Recently, Warren Buffet, one of the world’s wealthiest men, shared his opinions about the dangers inherent in the disproportionate hoarding of wealth taking place in America. Buffet, certainly speaking against his own self-interest, said flattening our tax structure is a bad idea.
In Fortune, not a publication given to wealth redistribution, Buffet spoke against the idea of a flat tax on wealth:
“ We have, in my view, a taxation system that’s much too flat already. If you look at the payroll tax—which is over 12% now, and that applies on the first $80,000 or $90,000 of income—Bill [Gates] and I pay practically none of that in relation to our income. For the people that work for us, their tax rate in many cases is the same or even higher than my own, since the rate on capital gains and dividends was cut to 15%. What has gone on in this country in recent years is a huge benefit to the very rich and not that much relief to people down below. Frankly, I think that Bill and I should have a higher tax rate on the income we get. We pay less than half the rate that I was paying 25 years ago when I was making a lot less money. They have really taken care of the rich.”
While Buffet shows an attitude much more common among the wealthy, even in the days of the robber barons, it is becoming extinct amongst the ruling elite. For most, they'd rather skate on paying their share and upholding their responsibilities. To use religious terminology, if one is blessed, they should be willling to accept more of a burden to maintain a semblance of civic health.
We live in an age where anti-tax rhetoric and bluster permeates our culture. To the way of thinking of many on the right (and some calling themselves liberals), government, regardless of the program, is the enemy to many of those shirking their responsibilities to a civil society. In the world of regressive taxation, the argument takes the following tack—government is bad; if it provides support for the poor and marginalized; if welfare is directed towards the poor (since we know the poor are lazy and shiftless), then welfare encourages sloth, which of course, we know that God frowns upon.
Interestingly, in focusing our sights on the issue of welfare, we frequently find most of the greatest abuses are at the corporate level, rather than poor people getting over on the system.

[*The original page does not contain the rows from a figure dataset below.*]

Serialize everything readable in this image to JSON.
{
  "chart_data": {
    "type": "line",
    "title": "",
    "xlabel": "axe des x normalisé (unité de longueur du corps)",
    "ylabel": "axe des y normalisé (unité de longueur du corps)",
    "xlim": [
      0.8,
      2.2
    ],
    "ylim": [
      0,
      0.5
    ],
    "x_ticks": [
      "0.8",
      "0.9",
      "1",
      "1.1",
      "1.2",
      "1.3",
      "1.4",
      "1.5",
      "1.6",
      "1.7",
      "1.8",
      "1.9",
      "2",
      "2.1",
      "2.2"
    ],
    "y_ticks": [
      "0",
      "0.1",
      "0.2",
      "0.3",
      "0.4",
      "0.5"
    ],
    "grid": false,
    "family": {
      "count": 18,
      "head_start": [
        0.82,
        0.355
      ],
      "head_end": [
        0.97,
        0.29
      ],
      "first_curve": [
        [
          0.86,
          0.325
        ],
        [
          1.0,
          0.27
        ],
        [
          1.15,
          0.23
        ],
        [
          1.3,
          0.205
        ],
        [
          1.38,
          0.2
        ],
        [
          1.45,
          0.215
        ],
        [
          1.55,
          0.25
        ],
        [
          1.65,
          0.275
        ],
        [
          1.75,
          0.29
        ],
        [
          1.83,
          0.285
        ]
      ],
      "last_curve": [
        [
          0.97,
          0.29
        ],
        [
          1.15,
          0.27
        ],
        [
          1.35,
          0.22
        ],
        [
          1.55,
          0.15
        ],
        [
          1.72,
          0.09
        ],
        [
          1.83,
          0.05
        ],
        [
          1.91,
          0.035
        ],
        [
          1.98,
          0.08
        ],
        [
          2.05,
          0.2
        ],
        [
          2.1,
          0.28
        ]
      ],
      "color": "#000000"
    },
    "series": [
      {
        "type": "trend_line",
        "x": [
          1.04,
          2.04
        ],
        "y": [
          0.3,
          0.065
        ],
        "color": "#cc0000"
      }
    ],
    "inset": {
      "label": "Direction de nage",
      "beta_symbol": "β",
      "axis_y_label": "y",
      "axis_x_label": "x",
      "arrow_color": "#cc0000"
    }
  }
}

Let’s start by looking at corporate welfare versus caring for the needs of the poor. Currently corporate welfare represents a $170 billion payout, compared to the $51 billion that goes to those “cheats” who won’t work. Breaking it down, corporate welfare costs you and I about $1400 per year, while helping the needy costs approximately $400.. Since the 1940s, corporations have paid less and less each year, to where they now pay half percentage wise of what they did 60 years ago. Common sense (which seems to be in short supply) indicates we could pay for the neediest Americans by just having corporations pay what they are supposed to pay.
In a country where so many bask in the glow of our nation’s religious heritage, it's interesting that the Christian religion looks unfavorable on greed and avarice. This contradiction of what religion teaches and America’s economic disparity is telling. One might think a few of our religious leaders and Bible-toting politicians might give us some direction on the matter, rather than rely on Mr. Buffet to talk some sense about the issue. Obviously, in a nation that assigns prestige to the accumulation of wealth, the words of a man of Buffet’s stature carries weight on the subject matter of which he speaks.
Without taking a radical approach at all to wealth redistribution—hell, let’s just start with the rich and corporations paying their fair share—common sense and anecdotal evidence lends credence to the need for government to address the growing income chasm, between the richest Americans and the others across the abyss. A return to a more progressive system of taxation would be one area where government could begin, if they had the will. Instead, the current assortment of scoundrels in Washington continue their reverse Robinhood approach, as they dismantle our nation's social safety net.